N—nephropathy (IgA), nephrolithiasis
D—discitis or spondylodiscitis (Andersson lesions).
In addition, 30% to 60% of patients have asymptomatic microscopic colitis or Crohn’s-like lesions in their terminal ileum and colon. AS patients with peripheral arthritis are more likely to have colitis lesions.

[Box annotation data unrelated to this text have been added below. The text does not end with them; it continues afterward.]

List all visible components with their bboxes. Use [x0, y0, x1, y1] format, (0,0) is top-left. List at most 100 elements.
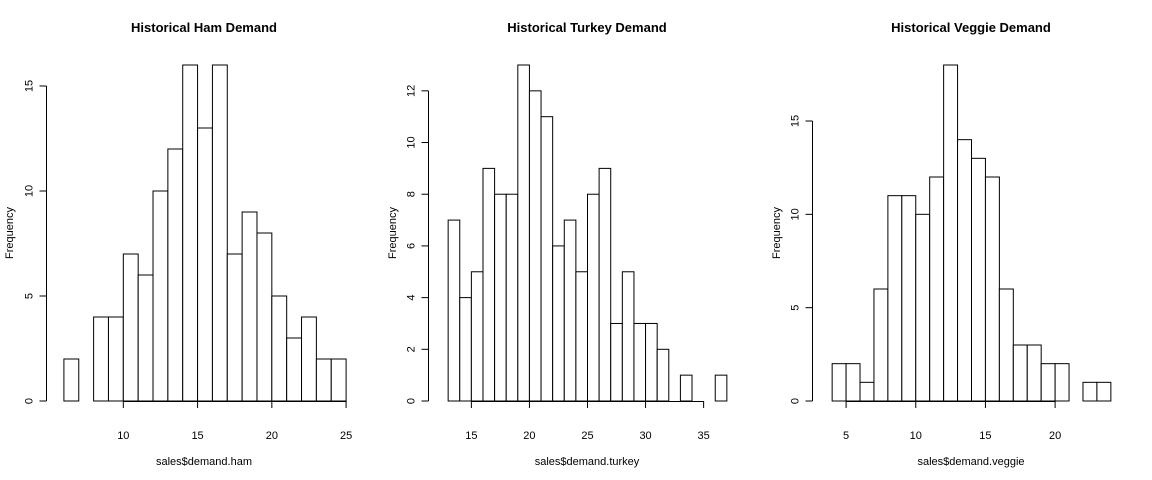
ham-bars: [63, 64, 347, 402]
veggie-x-tick-label: 10: [910, 430, 922, 442]
turkey-bar: [587, 193, 600, 402]
ham-bar: [301, 316, 317, 402]
veggie-bar: [957, 139, 972, 402]
ham-bar: [152, 190, 169, 402]
ham-chart-title: Historical Ham Demand: [131, 20, 277, 35]
turkey-x-tick-label: 15: [465, 430, 477, 442]
ham-bar: [330, 358, 347, 402]
ham-bar: [93, 316, 109, 402]
veggie-x-axis-label: sales$demand.veggie: [917, 456, 1024, 468]
turkey-x-tick-label: 20: [523, 430, 535, 442]
ham-bar: [271, 295, 288, 402]
veggie-bar: [929, 176, 945, 402]
veggie-x-tick-label: 20: [1049, 430, 1061, 442]
ham-x-tick-label: 10: [117, 430, 129, 442]
turkey-bar: [552, 245, 565, 402]
veggie-y-tick-label: 5: [790, 305, 802, 311]
veggie-bar: [859, 381, 875, 402]
veggie-y-tick-label: 10: [790, 208, 802, 220]
veggie-bar: [1012, 344, 1028, 402]
ham-y-tick-label: 5: [24, 293, 36, 299]
turkey-x-axis: 15 20 25 30 35: [465, 401, 710, 442]
veggie-bar: [1040, 363, 1056, 402]
turkey-y-axis-label: Frequency: [387, 207, 399, 259]
turkey-x-tick-label: 25: [581, 430, 593, 442]
ham-x-tick-label: 25: [340, 430, 352, 442]
turkey-bar: [494, 193, 507, 402]
turkey-bar: [505, 193, 519, 402]
veggie-bar: [901, 195, 917, 402]
turkey-bar: [633, 322, 647, 402]
turkey-bar: [621, 271, 635, 402]
ham-y-axis-label: Frequency: [4, 207, 16, 259]
turkey-bar: [447, 219, 461, 402]
veggie-y-tick-label: 0: [790, 398, 802, 404]
veggie-bar: [915, 213, 931, 402]
turkey-y-tick-label: 12: [406, 85, 418, 97]
veggie-histogram-panel: Historical Veggie Demand sales$demand.ve…: [771, 20, 1112, 468]
turkey-bar: [540, 116, 554, 402]
veggie-chart-title: Historical Veggie Demand: [891, 20, 1051, 35]
ham-x-axis: 10 15 20 25: [117, 401, 352, 442]
turkey-bar: [563, 219, 577, 402]
veggie-y-tick-label: 15: [790, 115, 802, 127]
veggie-bar: [831, 363, 847, 402]
ham-bar: [315, 358, 332, 402]
ham-bar: [197, 127, 213, 402]
turkey-bar: [575, 271, 589, 402]
turkey-x-tick-label: 35: [698, 430, 710, 442]
ham-x-axis-label: sales$demand.ham: [156, 456, 252, 468]
turkey-bar: [714, 374, 728, 402]
veggie-bar: [943, 64, 959, 402]
ham-bar: [137, 274, 154, 402]
veggie-bar: [1026, 344, 1042, 402]
veggie-bar: [887, 195, 903, 402]
veggie-bar: [845, 363, 861, 402]
veggie-x-axis: 5 10 15 20: [843, 401, 1061, 442]
turkey-bar: [517, 64, 530, 402]
ham-bar: [241, 211, 258, 402]
ham-bar: [63, 358, 80, 402]
ham-bar: [256, 232, 273, 402]
veggie-x-tick-label: 15: [979, 430, 991, 442]
veggie-bars: [831, 64, 1112, 402]
turkey-y-tick-label: 8: [406, 191, 418, 197]
ham-y-axis: 0 5 10 15: [24, 80, 47, 404]
turkey-y-axis: 0 2 4 6 8 10 12: [406, 85, 429, 404]
turkey-y-tick-label: 0: [406, 398, 418, 404]
turkey-y-tick-label: 2: [406, 346, 418, 352]
veggie-bar: [984, 176, 1000, 402]
ham-bar: [226, 253, 243, 402]
ham-x-tick-label: 15: [191, 430, 203, 442]
turkey-bar: [482, 167, 496, 402]
ham-bar: [107, 316, 124, 402]
turkey-y-tick-label: 6: [406, 243, 418, 249]
veggie-bar: [1054, 363, 1070, 402]
veggie-bar: [971, 157, 986, 402]
turkey-bar: [679, 374, 693, 402]
veggie-bar: [1096, 381, 1112, 402]
turkey-bar: [656, 348, 670, 402]
turkey-bar: [610, 322, 623, 402]
turkey-bar: [528, 90, 542, 402]
turkey-y-tick-label: 4: [406, 295, 418, 301]
veggie-x-tick-label: 5: [843, 430, 849, 442]
turkey-bars: [447, 64, 728, 402]
ham-x-tick-label: 20: [266, 430, 278, 442]
turkey-x-tick-label: 30: [639, 430, 651, 442]
ham-bar: [211, 64, 228, 402]
veggie-bar: [873, 288, 889, 402]
veggie-bar: [998, 288, 1014, 402]
ham-bar: [167, 148, 184, 402]
turkey-x-axis-label: sales$demand.turkey: [535, 456, 640, 468]
turkey-chart-title: Historical Turkey Demand: [507, 20, 666, 35]
turkey-y-tick-label: 10: [406, 136, 418, 148]
ham-bar: [182, 64, 199, 402]
ham-y-tick-label: 0: [24, 398, 36, 404]
ham-histogram-panel: Historical Ham Demand sales$demand.ham F…: [4, 20, 352, 468]
veggie-y-axis: 0 5 10 15: [790, 115, 813, 404]
turkey-bar: [459, 297, 472, 402]
turkey-histogram-panel: Historical Turkey Demand sales$demand.tu…: [387, 20, 728, 468]
veggie-bar: [1082, 381, 1098, 402]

Typical radiographic features of AS:
The radiographic changes of AS are predominantly seen in the axial skeleton (sacroiliac, apophyseal, discovertebral, and costovertebral) as well as at sites of enthesopathy (“whiskering” of the iliac crest, greater tuberosities of the humerus, ischial tuberosities, femoral trochanters, calcaneus, and vertebral spinous processes). Sacroiliitis is usually bilateral and symmetric. Initially it involves the synovial-lined lower two thirds of the sacroiliac joint. The earliest radiographic change is erosion of the iliac side of the sacroiliac joint, where the cartilage is thinner and has clefts. Progression of the erosive process results in an initial “pseudo-widening” of the sacroiliac joint space with bony sclerosis eventually followed by complete bony ankylosis or fusion of the joint (grade 4). In cases of early sacroiliitis where plain radiographs may be normal, a noncontrast MRI will demonstrate inflammation and edema in the majority of cases.
Natural course of AS:
Although the course is variable, the first 10 years predicts the subsequent course of the disease. The Bath Ankylosing Spondylitis Disease Activity Index (BASDAI, disease activity), Bath Ankylosing Spondylitis Metrology Index (BASMI, spinal mobility), and Bath Ankylosing Spondylitis Functional Index (BASFI) are standardized instruments used by some clinicians to measure disease progression and response to therapy. Early factors that predict a poor prognosis include early hip joint involvement, ESR >30 mm/h or persistently high CRP, poor response to NSAID therapy, and early development of syndesmophytes. Extraarticular manifestations such as uveitis, cardiovascular involvement, and pulmonary fibrosis portend a poor outcome. It is likely that patients with mild AS have a normal life expectancy and will maintain their ability to work. However, patients with poor prognostic signs have a three times increased risk of withdrawing from the workforce and a 1.5 times increased risk of dying. Causes of death include cardiovascular disease, gastrointestinal disease, and spinal fractures.